Immigrant sisters facing deportation after calling Amsterdam home for 18 years
Sisters Sofia and Najoua Sabbar, aged 21 and 24, who applied for permanent residencies in the Netherlands after living there undocumented for about 18 years are now facing deportation, het Parool reported.The Moroccan citizens have had their permanent resident applications rejected twice by the Dutch Immigration and Naturalisation Service (IND), with the second rejection stating it is not in the interests of the Dutch State to give them the right to live in the Netherlands.
Their mother brought the two to the Netherlands when they were just three and seven years of age. She first fled her abusive husband just after Sofia was born in Morocco, taking the children with her to Spain. From there they arrived in Amsterdam Noord in 2003.
Over the years, the young women say they have moved more than 25 times. For about a decade, the two lived in a basement storage space with no windows located alongside an expressway, the newspaper reported. “We were happy with it. We thought: finally a permanent roof over our heads. Then you don't think, ‘There are no windows here,’” Najoua said.
During that time, and in spite of the difficult living circumstances, they managed to dive into their schoolwork and classroom lives, their only escape from a harsh reality. It was in school that the two said they were able to feel like normal children. They both graduated with secondary school diplomas, and have stated they want to pursue their further education in the Netherlands, but they can only do saw with legal residency.
“It creates enormous pressure. You always have to be the best. Always perform. Purely because we are illegal,” Najoua told the newspaper. In addition to completing their education, the sisters were also largely involved in social and charity work aimed at providing help to disadvantaged children and children of diverse backgrounds. “You feel that you have to compensate, because otherwise it will be used against you.”
Sofia and Najoua Sabbar tried to obtain legal status in the Netherlands in March 2019 once both of them had reached 18. Their application was denied a few months later, and their second attempt was denied by IND in March 2020. They were ordered to leave the Netherlands within four weeks and return to Morocco, despite speaking little Arabic and not a word of the Amazigh language.
“It was called a return.
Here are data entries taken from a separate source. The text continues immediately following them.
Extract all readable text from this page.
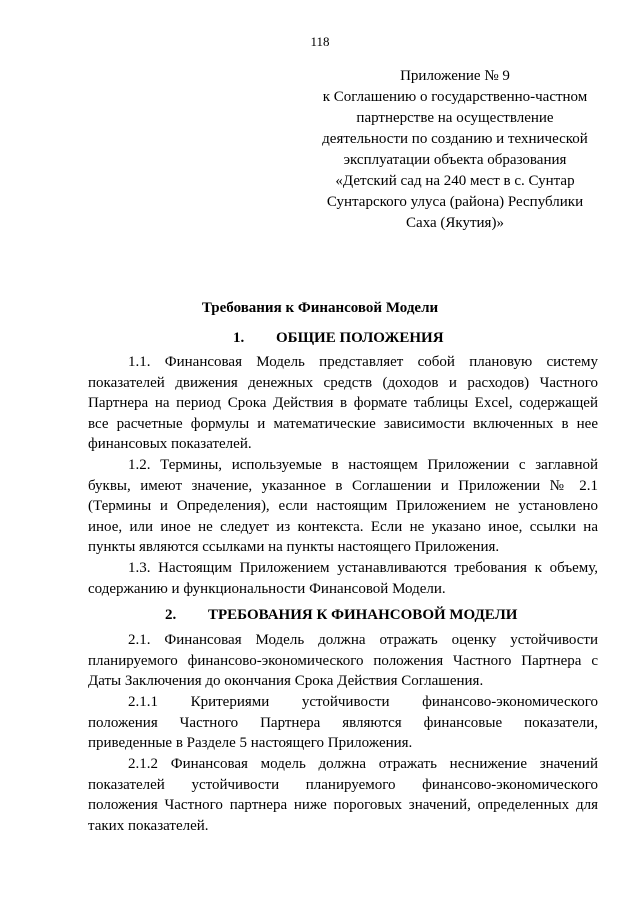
118
Приложение № 9
к Соглашению о государственно-частном
партнерстве на осуществление
деятельности по созданию и технической
эксплуатации объекта образования
«Детский сад на 240 мест в с. Сунтар
Сунтарского улуса (района) Республики
Саха (Якутия)»
Требования к Финансовой Модели
1. ОБЩИЕ ПОЛОЖЕНИЯ
1.1. Финансовая Модель представляет собой плановую систему
показателей движения денежных средств (доходов и расходов) Частного
Партнера на период Срока Действия в формате таблицы Excel, содержащей
все расчетные формулы и математические зависимости включенных в нее
финансовых показателей.
1.2. Термины, используемые в настоящем Приложении с заглавной
буквы, имеют значение, указанное в Соглашении и Приложении № 2.1
(Термины и Определения), если настоящим Приложением не установлено
иное, или иное не следует из контекста. Если не указано иное, ссылки на
пункты являются ссылками на пункты настоящего Приложения.
1.3. Настоящим Приложением устанавливаются требования к объему,
содержанию и функциональности Финансовой Модели.
2. ТРЕБОВАНИЯ К ФИНАНСОВОЙ МОДЕЛИ
2.1. Финансовая Модель должна отражать оценку устойчивости
планируемого финансово-экономического положения Частного Партнера с
Даты Заключения до окончания Срока Действия Соглашения.
2.1.1 Критериями устойчивости финансово-экономического
положения Частного Партнера являются финансовые показатели,
приведенные в Разделе 5 настоящего Приложения.
2.1.2 Финансовая модель должна отражать неснижение значений
показателей устойчивости планируемого финансово-экономического
положения Частного партнера ниже пороговых значений, определенных для
таких показателей.
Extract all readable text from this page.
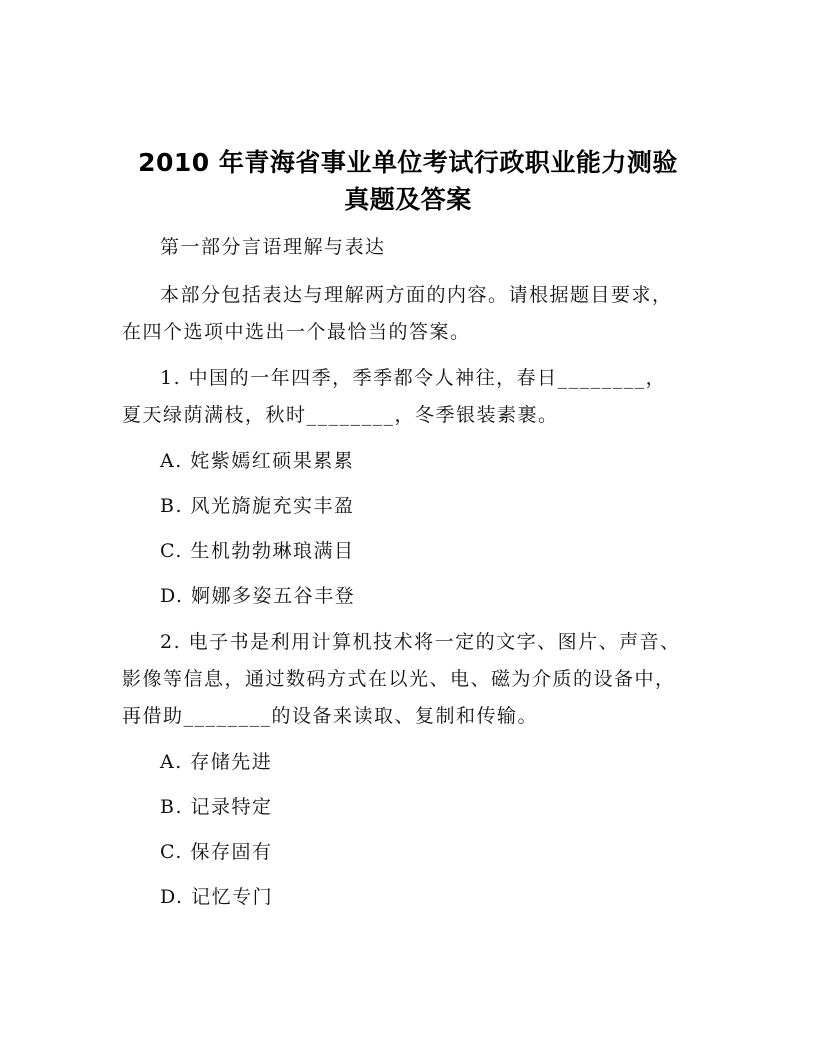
2010 年青海省事业单位考试行政职业能力测验
真题及答案
第一部分言语理解与表达
本部分包括表达与理解两方面的内容。请根据题目要求，
在四个选项中选出一个最恰当的答案。
1. 中国的一年四季，季季都令人神往，春日________，
夏天绿荫满枝，秋时________，冬季银装素裹。
A. 姹紫嫣红硕果累累
B. 风光旖旎充实丰盈
C. 生机勃勃琳琅满目
D. 婀娜多姿五谷丰登
2. 电子书是利用计算机技术将一定的文字、图片、声音、
影像等信息，通过数码方式在以光、电、磁为介质的设备中，
再借助________的设备来读取、复制和传输。
A. 存储先进
B. 记录特定
C. 保存固有
D. 记忆专门
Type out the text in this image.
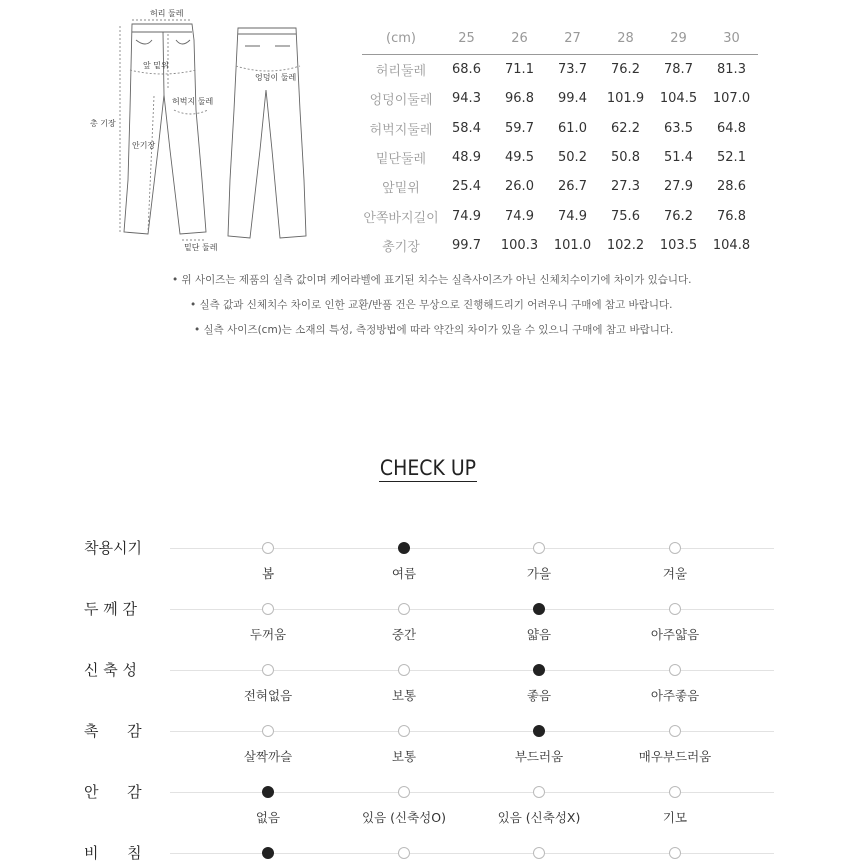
허리 둘레
앞 밑위
총 기장
허벅지 둘레
안기장
밑단 둘레
엉덩이 둘레
(cm)	25	26	27	28	29	30
허리둘레	68.6	71.1	73.7	76.2	78.7	81.3
엉덩이둘레	94.3	96.8	99.4	101.9	104.5	107.0
허벅지둘레	58.4	59.7	61.0	62.2	63.5	64.8
밑단둘레	48.9	49.5	50.2	50.8	51.4	52.1
앞밑위	25.4	26.0	26.7	27.3	27.9	28.6
안쪽바지길이	74.9	74.9	74.9	75.6	76.2	76.8
총기장	99.7	100.3	101.0	102.2	103.5	104.8
• 위 사이즈는 제품의 실측 값이며 케어라벨에 표기된 치수는 실측사이즈가 아닌 신체치수이기에 차이가 있습니다.
• 실측 값과 신체치수 차이로 인한 교환/반품 건은 무상으로 진행해드리기 어려우니 구매에 참고 바랍니다.
• 실측 사이즈(cm)는 소재의 특성, 측정방법에 따라 약간의 차이가 있을 수 있으니 구매에 참고 바랍니다.
CHECK UP
착용시기
봄	여름	가을	겨울
두 께 감
두꺼움	중간	얇음	아주얇음
신 축 성
전혀없음	보통	좋음	아주좋음
촉      감
살짝까슬	보통	부드러움	매우부드러움
안      감
없음	있음 (신축성O)	있음 (신축성X)	기모
비      침
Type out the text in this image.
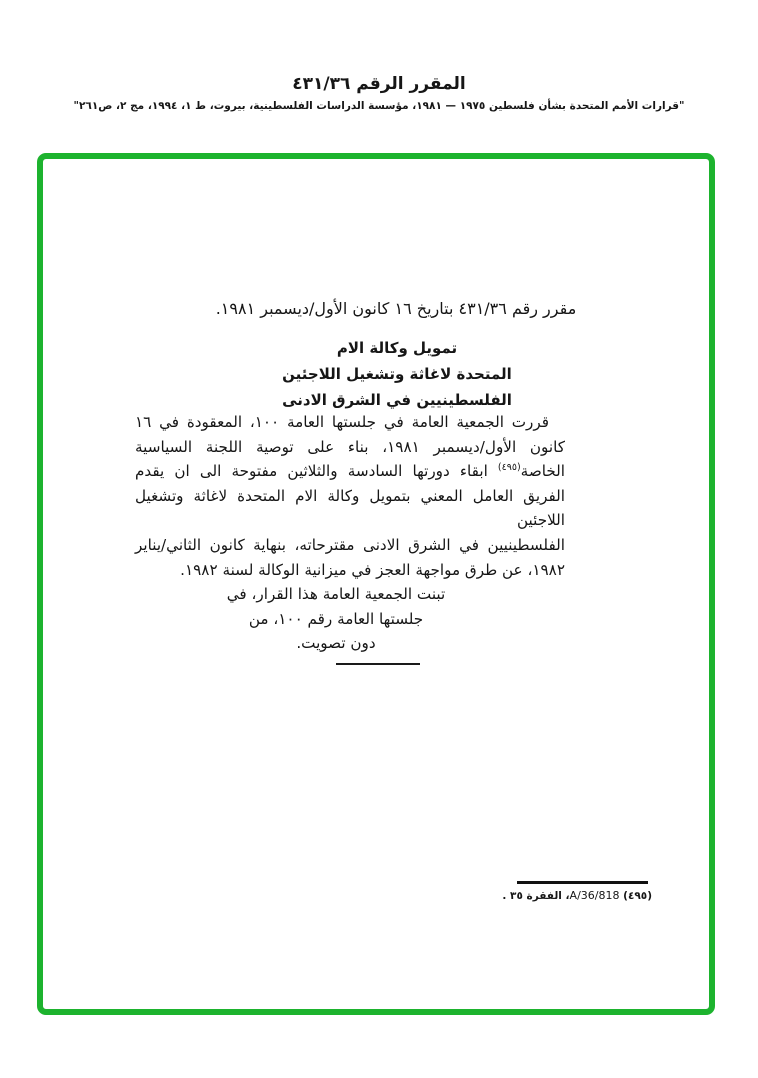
المقرر الرقم ٤٣١/٣٦
"قرارات الأمم المتحدة بشأن فلسطين ١٩٧٥ — ١٩٨١، مؤسسة الدراسات الفلسطينية، بيروت، ط ١، ١٩٩٤، مج ٢، ص٢٦١"
مقرر رقم ٤٣١/٣٦ بتاريخ ١٦ كانون الأول/ديسمبر ١٩٨١.
تمويل وكالة الام
المتحدة لاغاثة وتشغيل اللاجئين
الفلسطينيين في الشرق الادنى
قررت الجمعية العامة في جلستها العامة ١٠٠، المعقودة في ١٦
كانون الأول/ديسمبر ١٩٨١، بناء على توصية اللجنة السياسية
الخاصة$^{(٤٩٥)}$ ابقاء دورتها السادسة والثلاثين مفتوحة الى ان يقدم
الفريق العامل المعني بتمويل وكالة الام المتحدة لاغاثة وتشغيل اللاجئين
الفلسطينيين في الشرق الادنى مقترحاته، بنهاية كانون الثاني/يناير
١٩٨٢، عن طرق مواجهة العجز في ميزانية الوكالة لسنة ١٩٨٢.
تبنت الجمعية العامة هذا القرار، في
جلستها العامة رقم ١٠٠، من
دون تصويت.
(٤٩٥) A/36/818، الفقرة ٣٥ .
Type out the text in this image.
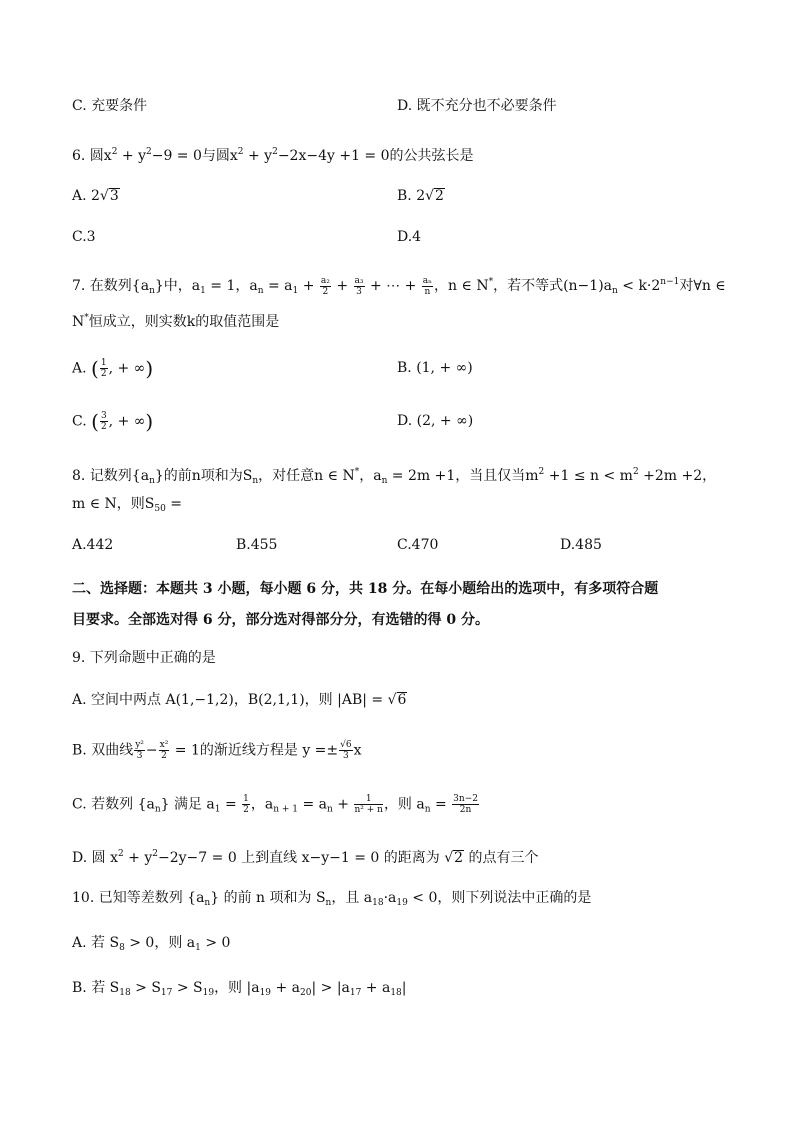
C. 充要条件	D. 既不充分也不必要条件
6. 圆$x^2 + y^2-9 = 0$与圆$x^2 + y^2-2x-4y +1 = 0$的公共弦长是
A. 2√3	B. 2√2
C.3	D.4
7. 在数列$\{a_n\}$中，$a_1 = 1$，$a_n = a_1 + \frac{\text{a₂}}{2} + \frac{\text{a₃}}{3}$ + ⋯ + $\frac{\text{aₙ}}{n}$ ，n ∈ N*，若不等式$(n-1)a_n < k\cdot 2^{n-1}$对∀n ∈
N*恒成立，则实数k的取值范围是
A. ( $\frac{1}{2}$ , + ∞)	B. (1, + ∞)
C. ( $\frac{3}{2}$ , + ∞)	D. (2, + ∞)
8. 记数列$\{a_n\}$的前n项和为$S_n$，对任意n ∈ N*，$a_n = 2m +1$，当且仅当$m^2 +1 \le n < m^2 +2m +2$，
m ∈ N，则$S_{50}$ =
A.442	B.455	C.470	D.485
二、选择题：本题共 3 小题，每小题 6 分，共 18 分。在每小题给出的选项中，有多项符合题
目要求。全部选对得 6 分，部分选对得部分分，有选错的得 0 分。
9. 下列命题中正确的是
A. 空间中两点 A(1,−1,2)，B(2,1,1)，则 |AB| = √6
B. 双曲线 $\frac{\text{y²}}{3} - \frac{\text{x²}}{2} = 1$的渐近线方程是 $y =\pm \frac{√6}{3}$ x
C. 若数列 $\{a_n\}$ 满足 $a_1 = \frac{1}{2}$ ，$a_{n + 1} = a_n + \frac{1}{\text{n² + n}}$ ，则 $a_n = \frac{3n-2}{2n}$
D. 圆 $x^2 + y^2-2y-7 = 0$ 上到直线 x−y−1 = 0 的距离为 √2 的点有三个
10. 已知等差数列 $\{a_n\}$ 的前 n 项和为 $S_n$，且 $a_{18}\cdot a_{19} < 0$，则下列说法中正确的是
A. 若 $S_8 > 0$，则 $a_1 > 0$
B. 若 $S_{18} > S_{17} > S_{19}$，则 $|a_{19} + a_{20}| > |a_{17} + a_{18}|$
For us it was an eviction. Return to where? And to whom?" Najoua wondered.
They received legal assistance and appealed against the IND judgement, an office which is managed by the Ministry of Justice and Security. A court in Amsterdam reversed the IND decision, calling the sisters, “hard-working, ambitious, fully integrated 'Dutch' women, who make a positive contribution to Dutch society.’’
Initially, that provided some breathing space, Najoua said. That changed when the government decided to exercise its option to appeal the decision to a higher court. “We had perspective, but that is now gone. The appeal has brought everything to a standstill. Again I cannot register for the university.” Najoua wants to study law at a Dutch university.
Their attorney will file their position in the appellate case this week, and a ruling could be handed down in six to twelve months.
”We can both marry a Dutch friend and get a residence permit that way, but we don't want that. Because we believe in the Dutch legal system,” Sofia said. She hopes to study pedagogy at the Hogeschool van Amsterdam.